Recall: the proportion of true positives among all instances that are actually positive. In other words, how many of the actual positive results were identified by the model.

F1 Score: the harmonic mean of precision and recall, providing a single score to evaluate the balance between the two. The F1 score is particularly useful when there is an imbalance between classes.

This example illustrates the concept more clearly:

What is Accuracy, Precision, Recall and F1 Score? (labelf.ai)

Human evaluation of AI Models

Human evaluation is another critical approach to assessing the quality of AI models. Unlike automatic evaluations, which rely on algorithms and predefined metrics, this one involves subjective assessment by individuals, such as employees or subject matter experts (SMEs). Here’s how it works:

Similar to automatic, human evaluations begin with benchmark questions and ideal benchmark answers. These provide a standard against which the AI-generated responses will be assessed.
Individuals review the benchmark answers alongside the responses generated by the AI model. They assess the quality of these responses based on their own judgment.
There are several ways human evaluators can assess the responses;
a simple binary assessment where the evaluator indicates whether the response is acceptable or not, ranking, qualitative feedback on why a response is considered correct or incorrect.
After the evaluation, a grading score is calculated based on the human assessments. This score reflects the overall quality of the AI-generated responses from the human perspective.

Human evaluation is preferable when the task requires deep contextual understanding, subjectivity, or expertise that AI may not possess. It’s also useful in cases where the quality and nuance of the output are critical.

In many cases, a hybrid approach might be the most effective, combining the efficiency of AI with the nuanced judgment of human evaluators to achieve the best results.

Business metrics

In addition to traditional grading metrics for evaluating a foundation model, it’s important to consider business metrics that reflect the model’s impact on real-world outcomes. These metrics are often more challenging to assess but are crucial for understanding the model’s effectiveness in a practical, business-oriented context.

User satisfaction: you can collect and analyze user feedback to gauge satisfaction with the model’s responses. This is particularly important in customer-facing applications, such as chatbots or e-commerce platforms.

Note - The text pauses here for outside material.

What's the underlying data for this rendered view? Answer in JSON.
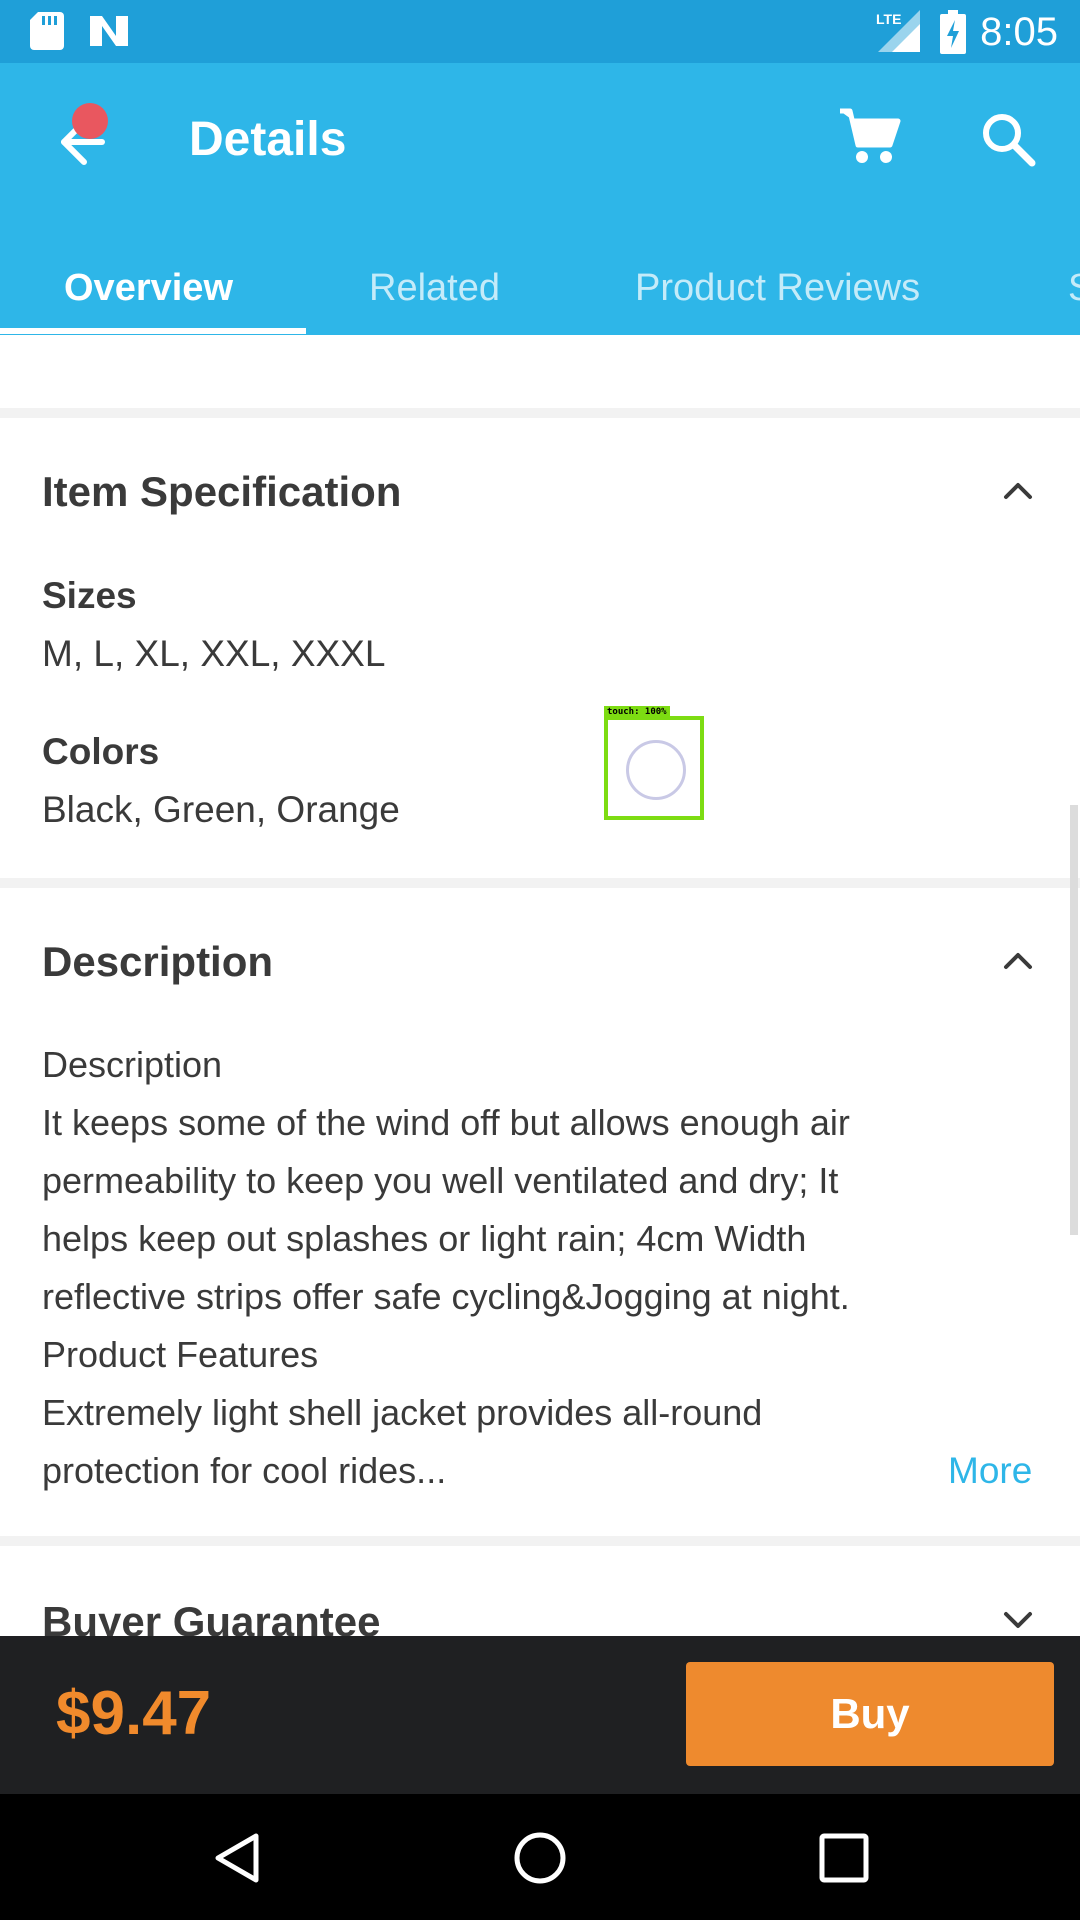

Example: In an e-commerce setting, user satisfaction could be measured by how well the AI assists users in finding products, resolving issues, or providing accurate information.

Average Revenue Per User (ARPU): by evaluating the average revenue generated per user, you can assess the economic impact of the AI model. If the model is effectively driving sales or enhancing user engagement, you would expect this metric to increase.

Example: a successful generative AI application in an online store might improve product recommendations, leading to higher sales and an increase in ARPU.

Versatility: this metric measures the model’s ability to perform well across different tasks and domains. A strong foundation model should adapt to various contexts, maintaining high performance even when the task changes.

Example: if an AI model performs well not only in generating product descriptions but also in customer service and marketing copy, it demonstrates strong cross-domain performance.

Conversion rates are critical in assessing whether the AI model is achieving desired outcomes, such as turning website visitors into buyers or leads into customers.

Example: if the AI-driven features on a website, like personalized content or chatbot assistance, result in higher conversion rates, it indicates the model’s effectiveness in driving business goals.

Evaluating the efficiency of the model involves looking at how much it costs to run and how well it utilizes computational resources. This is important for maintaining a balance between performance and operational costs.

Example: if an AI model delivers high-quality outputs but requires extensive computing power, you’ll need to assess whether the benefits outweigh the costs. Efficient models provide strong performance without excessive resource consumption.